Feeder fund fee note: The ChiNext AI ETF Feeder Fund Class C does not charge a subscription fee; the redemption fee is 1.5% within 7 days and 0% for 7 days or more; the sales service fee is 0.3%. For the ChiNext AI ETF Feeder Fund Class A, the subscription fee is 1% for amounts below 1 million yuan, 0.6% for 1 million yuan (inclusive) to 2 million yuan, and 1000 yuan per transaction for 2 million yuan (inclusive) or more; the redemption fee is 1.5% within 7 days and 0% for 7 days or more; no sales service fee is charged.

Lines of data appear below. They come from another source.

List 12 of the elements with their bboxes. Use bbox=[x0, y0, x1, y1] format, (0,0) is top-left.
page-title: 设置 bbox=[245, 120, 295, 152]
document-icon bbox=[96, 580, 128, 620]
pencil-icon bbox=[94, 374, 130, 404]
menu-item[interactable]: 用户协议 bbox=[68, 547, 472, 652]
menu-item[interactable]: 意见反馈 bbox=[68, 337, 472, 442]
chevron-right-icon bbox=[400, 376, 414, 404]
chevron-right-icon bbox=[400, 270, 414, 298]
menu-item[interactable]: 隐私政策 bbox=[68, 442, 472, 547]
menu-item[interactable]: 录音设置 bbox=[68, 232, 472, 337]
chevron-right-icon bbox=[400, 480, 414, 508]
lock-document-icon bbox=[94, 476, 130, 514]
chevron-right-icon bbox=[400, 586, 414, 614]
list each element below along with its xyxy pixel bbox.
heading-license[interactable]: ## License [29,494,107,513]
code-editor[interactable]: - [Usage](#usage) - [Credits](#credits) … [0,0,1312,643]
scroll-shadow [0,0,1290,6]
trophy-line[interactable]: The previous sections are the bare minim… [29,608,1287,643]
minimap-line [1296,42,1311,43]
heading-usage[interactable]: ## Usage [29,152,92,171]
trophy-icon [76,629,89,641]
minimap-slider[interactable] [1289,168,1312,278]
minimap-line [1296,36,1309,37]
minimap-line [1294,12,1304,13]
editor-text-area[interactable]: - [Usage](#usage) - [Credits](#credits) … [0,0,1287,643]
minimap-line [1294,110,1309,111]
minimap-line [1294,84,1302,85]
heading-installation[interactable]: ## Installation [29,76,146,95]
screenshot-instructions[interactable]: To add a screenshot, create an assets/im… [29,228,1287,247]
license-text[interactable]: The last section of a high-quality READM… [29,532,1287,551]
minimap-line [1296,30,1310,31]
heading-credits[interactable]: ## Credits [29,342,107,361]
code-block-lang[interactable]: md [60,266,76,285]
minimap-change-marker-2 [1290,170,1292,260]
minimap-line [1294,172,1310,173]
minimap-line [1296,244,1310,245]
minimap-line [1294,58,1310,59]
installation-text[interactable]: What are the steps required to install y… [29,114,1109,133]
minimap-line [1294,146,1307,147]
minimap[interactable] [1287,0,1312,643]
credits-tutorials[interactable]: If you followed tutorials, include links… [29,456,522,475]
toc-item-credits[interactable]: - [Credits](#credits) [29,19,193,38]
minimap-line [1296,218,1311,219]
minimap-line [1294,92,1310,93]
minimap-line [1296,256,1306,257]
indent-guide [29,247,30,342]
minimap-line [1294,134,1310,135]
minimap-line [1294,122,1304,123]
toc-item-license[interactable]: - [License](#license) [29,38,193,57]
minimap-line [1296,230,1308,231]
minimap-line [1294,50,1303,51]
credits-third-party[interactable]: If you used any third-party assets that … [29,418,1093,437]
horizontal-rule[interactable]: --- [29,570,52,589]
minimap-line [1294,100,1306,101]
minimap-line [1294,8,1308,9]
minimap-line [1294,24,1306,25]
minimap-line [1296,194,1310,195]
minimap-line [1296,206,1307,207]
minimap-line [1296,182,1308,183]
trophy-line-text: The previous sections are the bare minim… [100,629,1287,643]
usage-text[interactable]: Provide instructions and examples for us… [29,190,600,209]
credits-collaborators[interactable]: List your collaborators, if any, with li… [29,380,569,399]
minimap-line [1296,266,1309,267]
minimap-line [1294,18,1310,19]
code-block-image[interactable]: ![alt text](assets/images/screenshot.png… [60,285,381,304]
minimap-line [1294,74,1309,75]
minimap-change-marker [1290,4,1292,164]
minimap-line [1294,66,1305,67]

Risk warning: The ChiNext AI ETF passively tracks the ChiNext Artificial Intelligence Index. The base date for this index is December 28, 2018, and its release date is July 11, 2024. The annual performance of the ChiNext Artificial Intelligence Index from 2021 to 2025 was: 17.57%, -34.52%, 47.83%, 38.44%, 106.35%, respectively. The index constituents are adjusted according to its compilation rules, and its back-tested historical performance does not indicate future index performance. Index constituents mentioned herein are for illustrative purposes only; descriptions of individual stocks do not constitute investment advice in any form nor represent the holdings or trading动向 of any fund managed by the asset manager. The fund manager assesses the risk rating of this fund as R4 - Medium to High Risk, suitable for aggressive (C4) and above investors. Suitability matching opinions are subject to the sales institution. Any information appearing in this article (including but not limited to individual stocks, commentary, forecasts, charts, indicators, theories, any form of expression, etc.) is for reference only. Investors are responsible for any independent investment decisions. Furthermore, any views, analysis, or forecasts herein do not constitute investment advice to readers and shall not be liable for any direct or indirect losses arising from the use of this content. Fund investment involves risks. The past performance of a fund does not represent its future performance. The performance of other funds managed by the fund manager does not guarantee the performance of this fund. Invest with caution in funds.